Lessons on rent control from Berlin
Like most economists, Dr Hartwich is opposed to rent controls. Rents in Berlin reportedly dropped for those living in eligible homes about 8 percent, prompting tenants that would otherwise have moved to stay put. This forced a massive increase in demand for newer, more expensive apartments that weren't covered by the cap, driving overall prices for those up faster than elsewhere in Germany.
The fear new apartments also might one day be rent-controlled has also reportedly discouraged new construction in the city, adding to its woes.
While construction in New Zealand is at a near five-decade high, Davidson said per capita it's still well behind where it needs to be. She said in the meantime there is a place for rent controls as part of a wider effort to make housing more affordable.

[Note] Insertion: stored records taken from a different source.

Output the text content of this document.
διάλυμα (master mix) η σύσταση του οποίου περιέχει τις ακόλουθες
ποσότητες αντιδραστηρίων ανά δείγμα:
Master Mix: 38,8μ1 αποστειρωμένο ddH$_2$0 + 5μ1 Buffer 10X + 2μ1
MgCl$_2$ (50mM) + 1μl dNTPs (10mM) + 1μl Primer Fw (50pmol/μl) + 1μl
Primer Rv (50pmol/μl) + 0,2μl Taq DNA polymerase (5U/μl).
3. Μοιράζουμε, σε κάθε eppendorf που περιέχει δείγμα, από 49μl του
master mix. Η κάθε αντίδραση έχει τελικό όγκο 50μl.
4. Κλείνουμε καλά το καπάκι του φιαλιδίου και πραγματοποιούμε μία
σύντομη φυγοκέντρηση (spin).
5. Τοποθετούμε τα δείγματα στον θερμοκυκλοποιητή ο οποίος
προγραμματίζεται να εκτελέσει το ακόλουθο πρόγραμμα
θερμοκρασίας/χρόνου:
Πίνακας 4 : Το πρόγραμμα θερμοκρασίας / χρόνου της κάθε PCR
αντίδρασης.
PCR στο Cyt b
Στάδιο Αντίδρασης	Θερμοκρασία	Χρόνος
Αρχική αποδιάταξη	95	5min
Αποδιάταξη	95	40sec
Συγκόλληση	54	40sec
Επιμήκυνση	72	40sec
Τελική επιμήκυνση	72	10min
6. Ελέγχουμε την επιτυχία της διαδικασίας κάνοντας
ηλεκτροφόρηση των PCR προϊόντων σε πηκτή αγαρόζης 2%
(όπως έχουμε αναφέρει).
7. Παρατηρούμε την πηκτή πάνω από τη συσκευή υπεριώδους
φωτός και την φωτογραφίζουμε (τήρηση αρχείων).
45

"We make it really, really clear in all of our discussion documents not one rent control option on its own will do all of the things. It's about context. We address that in our research and our policy... there are overseas examples also - we might be one of the last OECD countries not to have introduced some form of rent control. Overseas there are examples of rent control making a difference."
Jacob of Renters United said Kiwi renters are probably in a "worse-off" position than their Berlin equivalents right now.
"The crises are similar in that extremely high prices are pushing people into poverty and forcing people out of their homes. However the causes are slightly different- in Berlin a handful of large companies control the private rental market, but in New Zealand ours consists of many more small-scale landlords.
"The effect is the same though, and in some ways it's worse for us here because our rental sector is seriously unregulated to begin with. We're starting off from a worse position, from a systemic point of view."
Willpower lacking?
And he's pessimistic the present Government will do anything substantial about it. The effects of a brief rent freeze as the pandemic hit last year were quickly wiped out, with rent hikes making up for lost ground as soon as it was lifted. And efforts to make rental housing a better long-term option - such as making it harder for landlords to evict them, and allowing minor alterations to be carried out - have been met with stiff resistance from landlord groups.
"From what we've seen so far, they lack either the creativity, willpower or urgency to actually respond to the crisis with measures substantive enough to actually make much of a difference."
Finance Minister Grant Robertson earlier this year said rent controls weren't "on our agenda at the moment, but we will keep an eye on what happens".
Newshub contacted Housing Minister Megan Woods for this story, but did not receive a response.